The defending champions are Würzburger Kickers who defeated SV Schalding-Heining in the 2013–14 final.

==Rules and regulations==
The competition is open to all member clubs of the Bavarian Football Association except the clubs playing in the Bundesliga and 2. Bundesliga. Reserve teams are also barred from the competition. The Bavarian clubs from the 3. Liga and Regionalliga Bayern and the 24 District Cup (Kreispokale) winners qualified directly for the first round of the competition. The clubs from the two divisions of the Bayernliga and the five divisions of the Landesliga Bayern entered the qualifying stage of the competition. Clubs below the Landesliga had to take part in the Kreispokale to qualify. The 2014–15 edition will be the last one to feature three qualifying rounds played in the season before. From 2015–16 onwards only two qualifying rounds will be held, taking place just before the first round proper. Only the Bayernliga clubs and the best ten clubs from each Landesliga division will then take part in this.

For the 2014–15 edition this meant, with league membership in the 2013–14 season taken as reference, the three Bavarian 3. Liga clubs and the 13 Regionalliga Bayern clubs that were not reserve sides where automatically qualified. Additionally the 24 Kreispokal winners and 17 clubs qualified through the three rounds of qualifying entered the first round of the Bavarian Cup. The final seven clubs qualified to bring the number of teams up to 64 were the seven losing clubs from the 2013–14 competition from the third round and quarter finals that were not already qualified for the above reasons.

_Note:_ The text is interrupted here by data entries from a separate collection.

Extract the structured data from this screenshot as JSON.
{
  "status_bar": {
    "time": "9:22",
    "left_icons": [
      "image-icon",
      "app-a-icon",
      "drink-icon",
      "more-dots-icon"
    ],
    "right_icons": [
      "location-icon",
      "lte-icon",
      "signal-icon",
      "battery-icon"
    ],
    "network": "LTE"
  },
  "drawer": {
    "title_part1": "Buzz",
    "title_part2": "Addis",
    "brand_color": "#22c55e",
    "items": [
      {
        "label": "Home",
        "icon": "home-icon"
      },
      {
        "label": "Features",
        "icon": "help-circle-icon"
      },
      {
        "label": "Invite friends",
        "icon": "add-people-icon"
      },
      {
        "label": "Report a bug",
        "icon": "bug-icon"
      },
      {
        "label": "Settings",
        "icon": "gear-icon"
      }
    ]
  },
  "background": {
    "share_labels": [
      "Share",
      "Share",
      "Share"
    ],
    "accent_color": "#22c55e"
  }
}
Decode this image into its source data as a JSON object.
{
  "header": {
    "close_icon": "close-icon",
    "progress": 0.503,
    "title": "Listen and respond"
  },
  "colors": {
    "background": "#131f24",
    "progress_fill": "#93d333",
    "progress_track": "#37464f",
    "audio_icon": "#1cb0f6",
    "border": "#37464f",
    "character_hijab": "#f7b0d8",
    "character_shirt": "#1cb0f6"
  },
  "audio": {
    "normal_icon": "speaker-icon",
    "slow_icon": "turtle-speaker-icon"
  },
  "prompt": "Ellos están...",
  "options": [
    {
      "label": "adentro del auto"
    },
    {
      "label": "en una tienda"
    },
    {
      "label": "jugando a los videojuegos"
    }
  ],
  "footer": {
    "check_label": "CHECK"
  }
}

For the first two rounds of the Cup the draw was subdivided into five regional areas, for the third round in four regional areas. From the quarter-finals onwards no regional subdivision was applied anymore. Clubs from lower divisions were always awarded home advantage in the draw. Should both clubs in a match be of the same division the team drawn first received home advantage. If a game was drawn after regular time no extra time was played. Instead a penalty shoot out followed to determine the winner.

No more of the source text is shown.